Na década de 1920, seu avô embarcou da Palestina para a América. E, por acaso, chegou à Colômbia, onde construiu uma história da qual Susana Muhamad (Bogotá, 48) é herdeira. Aproximadamente um século depois, a ex-ministra do Meio Ambiente colombiana — que ocupou o cargo de 2022 a 2025 — usa uma pulseira com a bandeira palestina no pulso. "Sinto uma desolação absoluta pela humanidade", diz ela sobre o massacre impune na Palestina. Esta cientista política e ativista climática agora atua como embaixadora da criação do tratado de não proliferação de combustíveis fósseis, promovido por uma coalizão de países e organizações da sociedade civil.
Eis a entrevista.
O Acordo de Paris celebra seu 10º aniversário em 2025. A luta pelo clima está em seu pior momento em uma década?

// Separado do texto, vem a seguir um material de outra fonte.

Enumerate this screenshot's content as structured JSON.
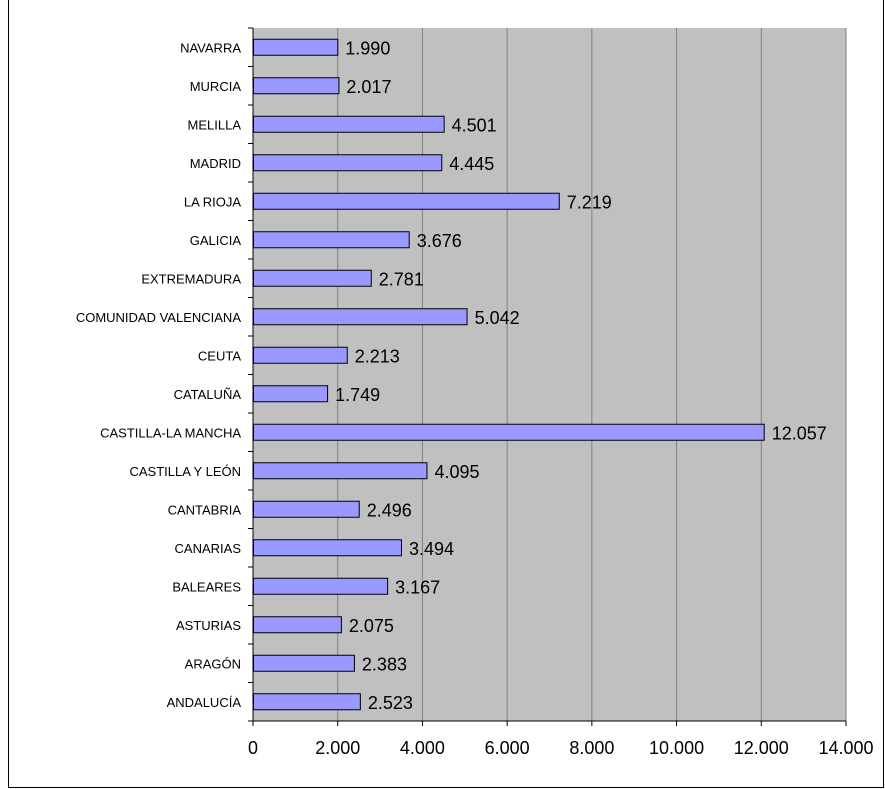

Acredito que sim, principalmente em termos de cumprimento do acordo pelos países. Há uma questão fundamental no Acordo de Paris que precisa ser avaliada: se conseguiremos resolver o problema climático com uma lógica em que cada país faça o que pode com o que tem. Os compromissos nacionais, as NDCs, têm se mostrado insuficientes porque mesmo os compromissos que foram propostos e devem ser reconsiderados agora, para a COP 30 em novembro, não nos levam à meta do Acordo de Paris. Na realidade, o Acordo de Paris se concentrou na redução de emissões, mas não se concentrou na transformação econômica necessária pela eliminação gradual dos combustíveis fósseis porque não era geopoliticamente possível e permaneceu cativo dos interesses da indústria de combustíveis fósseis. Primeiro, as metas não estão sendo cumpridas e, segundo, mesmo que fossem cumpridas, não seriam suficientes para atingir o objetivo. O Acordo de Paris, portanto, não está funcionando.
Este é um acordo fracassado?
Acho que é uma tentativa. Não diria que é um fracasso completo. Pelo menos existe um fórum funcional para os países, mas definitivamente não tem a arquitetura necessária para realmente atingir o objetivo de conter as mudanças climáticas.
Mas a fórmula de forçar os países a concordarem foi tentada com Kyoto, e também falhou em deter o aquecimento global.
Mas outros tratados, inclusive ambientais, alcançaram compromissos com metas vinculativas de redução. Por exemplo, com os gases que destroem a camada de ozônio, ou com o tratado sobre minas antipessoal, ou com o tratado sobre a não proliferação de armas nucleares. A diferença é que, com os combustíveis fósseis, o próprio capitalismo é desafiado.
Todos esses tratados se concentram em substâncias ou coisas específicas, mas os combustíveis fósseis são como a força vital de todo o sistema.
Sim, da industrialização dos combustíveis fósseis. Temos uma civilização inteira que foi criada nos últimos 200 anos pelo capital dos combustíveis fósseis, um tipo específico de energia que moldou o sistema. Transformá-la — e não se trata apenas de uma transição energética ou tecnológica — requer uma transformação de toda a vida. Isso toca em interesses que estão no cerne do poder global, porque os combustíveis fósseis geraram uma geopolítica de poder. Não é por acaso que, nas negociações climáticas, as decisões devem ser tomadas por consenso, não por voto. Não é por acaso que temos a indústria dos combustíveis fósseis envolvida.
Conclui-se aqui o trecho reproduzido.